The Real Underground
New York is two cities, one run by bureaucrats who are slowly strangling the life of the city and the 99 percent no one talks about and the producers responsible for keeping the city alive. Forget Zuccotti Park, the real 99 percent who deserve our thanks are those who struggle everyday against a stagnating economy, government edicts, high local and state taxes, as well bureaucratic mandates.
It is the owner of a diner on the corner of 39th and 5th Ave, Brooklyn Sunset Park, or the small café owner entertaining guests post-Thanksgiving with a Santa Claus Cap while serving coffee, or the Turkish immigrant who started his own little café featuring Turkish food and coffee. Throughout Brooklyn and New York proper, small businesses provide the stability of many neighborhoods.
Often owned by immigrants, small grocers, restaurant owners, small cafe masters, and small hardware store owners generate opportunities for those who live while offering services needed. Any morning or afternoon these stores allow the locals to talk and communicate the latest news of the neighborhood: who’s getting married, who got the new job or who needs a little help. It is those small shop owners and those who work for them that provide the economic activity that a community depends upon. We often associate workers with unions but the average worker is not a union member but a book seller at Barnes and Noble, a restaurateur, a lawyer, the copywriter or a small business owner, who works 15 hour days just to keep the shop open. These individuals may even sympathize with those living Zuccotti Park, but they have little in common, not the least they actually work and pay the taxes that keep the city alive.
Those in Zuccotti Park rail against the Wall Street bankers who often ally themselves with the public sector unions and the left while providing the resources for those who live in the Park and their political allies. They rob opportunities from those who live on the main street of the big city, often forgotten but abused. The irony of the modern left is that they have managed to get city workers and Wall Street to fund the transformation of American as the most powerful makes their deal with the agents of the transformation. As WHO once sang, “The new boss the same as the old boss” but many still get fooled again.

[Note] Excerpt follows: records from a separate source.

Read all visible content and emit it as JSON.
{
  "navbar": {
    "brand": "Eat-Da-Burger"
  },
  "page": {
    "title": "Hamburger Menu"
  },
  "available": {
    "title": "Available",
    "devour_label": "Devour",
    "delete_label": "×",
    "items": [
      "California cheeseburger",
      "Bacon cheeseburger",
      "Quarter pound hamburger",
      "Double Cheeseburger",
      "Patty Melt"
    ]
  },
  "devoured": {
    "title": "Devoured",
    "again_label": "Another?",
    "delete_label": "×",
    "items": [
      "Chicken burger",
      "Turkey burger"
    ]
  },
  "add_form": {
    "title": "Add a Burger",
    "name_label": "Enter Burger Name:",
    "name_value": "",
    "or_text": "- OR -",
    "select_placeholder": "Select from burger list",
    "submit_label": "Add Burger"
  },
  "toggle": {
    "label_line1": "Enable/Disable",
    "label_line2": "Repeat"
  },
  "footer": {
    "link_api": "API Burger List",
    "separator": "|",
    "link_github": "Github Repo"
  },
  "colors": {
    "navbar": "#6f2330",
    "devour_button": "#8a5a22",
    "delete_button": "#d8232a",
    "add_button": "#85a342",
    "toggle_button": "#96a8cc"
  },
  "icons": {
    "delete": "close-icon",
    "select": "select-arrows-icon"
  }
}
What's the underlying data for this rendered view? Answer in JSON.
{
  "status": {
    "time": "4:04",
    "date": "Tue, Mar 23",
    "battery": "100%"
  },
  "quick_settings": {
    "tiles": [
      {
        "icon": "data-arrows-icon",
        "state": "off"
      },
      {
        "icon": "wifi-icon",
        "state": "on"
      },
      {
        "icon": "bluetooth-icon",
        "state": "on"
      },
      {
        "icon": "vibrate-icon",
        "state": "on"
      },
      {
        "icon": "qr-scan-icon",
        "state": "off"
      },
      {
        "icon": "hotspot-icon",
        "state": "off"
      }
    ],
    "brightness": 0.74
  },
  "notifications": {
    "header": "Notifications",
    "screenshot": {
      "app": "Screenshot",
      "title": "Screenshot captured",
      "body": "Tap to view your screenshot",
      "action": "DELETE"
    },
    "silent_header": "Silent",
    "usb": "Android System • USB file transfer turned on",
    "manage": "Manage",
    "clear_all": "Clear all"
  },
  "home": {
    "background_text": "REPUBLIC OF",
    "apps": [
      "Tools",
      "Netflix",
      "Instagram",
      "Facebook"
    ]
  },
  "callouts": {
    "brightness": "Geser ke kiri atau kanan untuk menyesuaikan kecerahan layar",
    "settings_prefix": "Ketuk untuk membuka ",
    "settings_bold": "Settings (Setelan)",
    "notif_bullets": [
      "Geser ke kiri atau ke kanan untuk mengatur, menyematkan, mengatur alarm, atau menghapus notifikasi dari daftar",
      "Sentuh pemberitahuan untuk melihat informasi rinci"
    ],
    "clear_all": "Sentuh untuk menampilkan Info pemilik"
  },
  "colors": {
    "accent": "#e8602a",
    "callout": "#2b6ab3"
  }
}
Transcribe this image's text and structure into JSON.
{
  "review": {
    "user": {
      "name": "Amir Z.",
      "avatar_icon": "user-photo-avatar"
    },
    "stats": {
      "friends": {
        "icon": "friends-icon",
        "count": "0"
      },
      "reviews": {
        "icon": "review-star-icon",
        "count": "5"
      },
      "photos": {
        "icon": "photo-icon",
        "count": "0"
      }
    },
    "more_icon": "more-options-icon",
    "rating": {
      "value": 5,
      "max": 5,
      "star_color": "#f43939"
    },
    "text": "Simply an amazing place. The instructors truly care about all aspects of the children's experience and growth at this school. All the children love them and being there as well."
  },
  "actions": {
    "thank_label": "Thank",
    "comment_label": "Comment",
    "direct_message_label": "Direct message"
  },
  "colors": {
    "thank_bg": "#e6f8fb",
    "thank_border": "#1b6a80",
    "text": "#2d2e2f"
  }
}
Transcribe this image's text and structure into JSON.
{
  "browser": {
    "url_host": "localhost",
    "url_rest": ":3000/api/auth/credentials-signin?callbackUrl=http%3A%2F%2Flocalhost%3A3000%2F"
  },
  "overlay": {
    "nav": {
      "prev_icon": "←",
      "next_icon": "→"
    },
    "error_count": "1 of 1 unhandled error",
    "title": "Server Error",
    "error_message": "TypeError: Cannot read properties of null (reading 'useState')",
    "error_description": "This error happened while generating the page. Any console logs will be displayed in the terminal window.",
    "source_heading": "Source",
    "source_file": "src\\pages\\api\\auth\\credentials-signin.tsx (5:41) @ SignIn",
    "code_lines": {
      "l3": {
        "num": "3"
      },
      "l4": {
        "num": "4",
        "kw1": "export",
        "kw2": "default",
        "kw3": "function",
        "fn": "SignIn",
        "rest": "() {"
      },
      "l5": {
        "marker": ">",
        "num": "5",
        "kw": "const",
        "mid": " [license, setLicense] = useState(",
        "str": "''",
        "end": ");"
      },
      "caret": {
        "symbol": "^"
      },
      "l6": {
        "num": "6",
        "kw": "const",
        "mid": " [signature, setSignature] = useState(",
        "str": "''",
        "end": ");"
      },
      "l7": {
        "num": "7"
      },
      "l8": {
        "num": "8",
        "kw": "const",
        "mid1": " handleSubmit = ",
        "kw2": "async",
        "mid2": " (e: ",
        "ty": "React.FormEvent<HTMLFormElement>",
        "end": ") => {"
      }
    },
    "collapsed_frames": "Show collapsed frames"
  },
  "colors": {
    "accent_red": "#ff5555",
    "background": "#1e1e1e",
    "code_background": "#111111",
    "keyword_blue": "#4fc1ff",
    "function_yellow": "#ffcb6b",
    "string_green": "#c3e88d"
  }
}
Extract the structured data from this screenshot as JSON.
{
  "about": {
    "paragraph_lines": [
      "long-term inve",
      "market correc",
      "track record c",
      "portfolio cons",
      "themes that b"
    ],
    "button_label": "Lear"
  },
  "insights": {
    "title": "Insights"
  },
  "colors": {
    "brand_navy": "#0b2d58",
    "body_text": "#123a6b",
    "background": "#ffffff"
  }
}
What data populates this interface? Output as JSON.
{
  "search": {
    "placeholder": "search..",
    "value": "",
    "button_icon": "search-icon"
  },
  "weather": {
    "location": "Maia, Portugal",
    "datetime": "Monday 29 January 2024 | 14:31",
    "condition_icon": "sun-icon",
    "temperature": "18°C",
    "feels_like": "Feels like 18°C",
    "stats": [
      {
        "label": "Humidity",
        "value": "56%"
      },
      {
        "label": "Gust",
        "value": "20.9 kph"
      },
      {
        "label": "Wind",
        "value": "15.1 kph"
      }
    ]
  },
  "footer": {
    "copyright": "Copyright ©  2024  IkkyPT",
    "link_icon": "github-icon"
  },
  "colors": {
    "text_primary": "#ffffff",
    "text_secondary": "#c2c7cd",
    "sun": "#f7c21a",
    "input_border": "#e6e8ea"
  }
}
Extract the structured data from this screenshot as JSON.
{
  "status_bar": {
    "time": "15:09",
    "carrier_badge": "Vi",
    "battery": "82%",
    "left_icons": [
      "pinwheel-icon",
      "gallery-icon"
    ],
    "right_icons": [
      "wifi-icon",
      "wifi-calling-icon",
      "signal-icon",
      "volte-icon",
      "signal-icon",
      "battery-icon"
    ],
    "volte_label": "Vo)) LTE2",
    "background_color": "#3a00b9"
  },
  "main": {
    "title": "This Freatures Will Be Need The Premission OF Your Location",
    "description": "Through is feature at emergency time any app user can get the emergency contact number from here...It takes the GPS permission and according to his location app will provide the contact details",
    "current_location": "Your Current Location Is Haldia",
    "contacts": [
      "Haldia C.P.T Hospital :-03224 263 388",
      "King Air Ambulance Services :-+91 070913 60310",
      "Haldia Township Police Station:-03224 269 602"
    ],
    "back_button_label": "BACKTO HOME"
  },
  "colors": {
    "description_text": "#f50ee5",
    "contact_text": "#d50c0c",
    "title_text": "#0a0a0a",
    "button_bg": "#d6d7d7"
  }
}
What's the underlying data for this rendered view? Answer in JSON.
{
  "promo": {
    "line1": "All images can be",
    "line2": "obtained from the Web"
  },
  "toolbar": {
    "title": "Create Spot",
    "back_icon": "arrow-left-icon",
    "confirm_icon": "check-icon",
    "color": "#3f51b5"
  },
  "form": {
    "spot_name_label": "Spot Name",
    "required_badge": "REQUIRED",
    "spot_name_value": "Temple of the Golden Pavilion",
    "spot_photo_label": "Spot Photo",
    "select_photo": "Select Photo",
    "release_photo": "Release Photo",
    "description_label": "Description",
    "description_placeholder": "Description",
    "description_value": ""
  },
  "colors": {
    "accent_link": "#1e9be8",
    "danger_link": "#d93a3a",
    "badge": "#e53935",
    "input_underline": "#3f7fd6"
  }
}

The Turkish owner regaled me stories of the steps and cost needed to get his restaurant open and how he is unable to provide full services like a glass of wine with meal due to the cost to obtain a liquor license. New York is typical of many cities, a city at war with itself as one sector of the population battles with the other for limited resources. The real tragedy is that economics is not a zero sum game and the entrepreneurs understand that but his counterpart, the government bureaucrats, do not. The entrepreneur creates the wealth and city official confiscates it. The fate of the city lies in who wins the battle: the business owner, large and small, who expands the growth of the city and the city officials who worry less about growing the economy than about maintaining the status quo.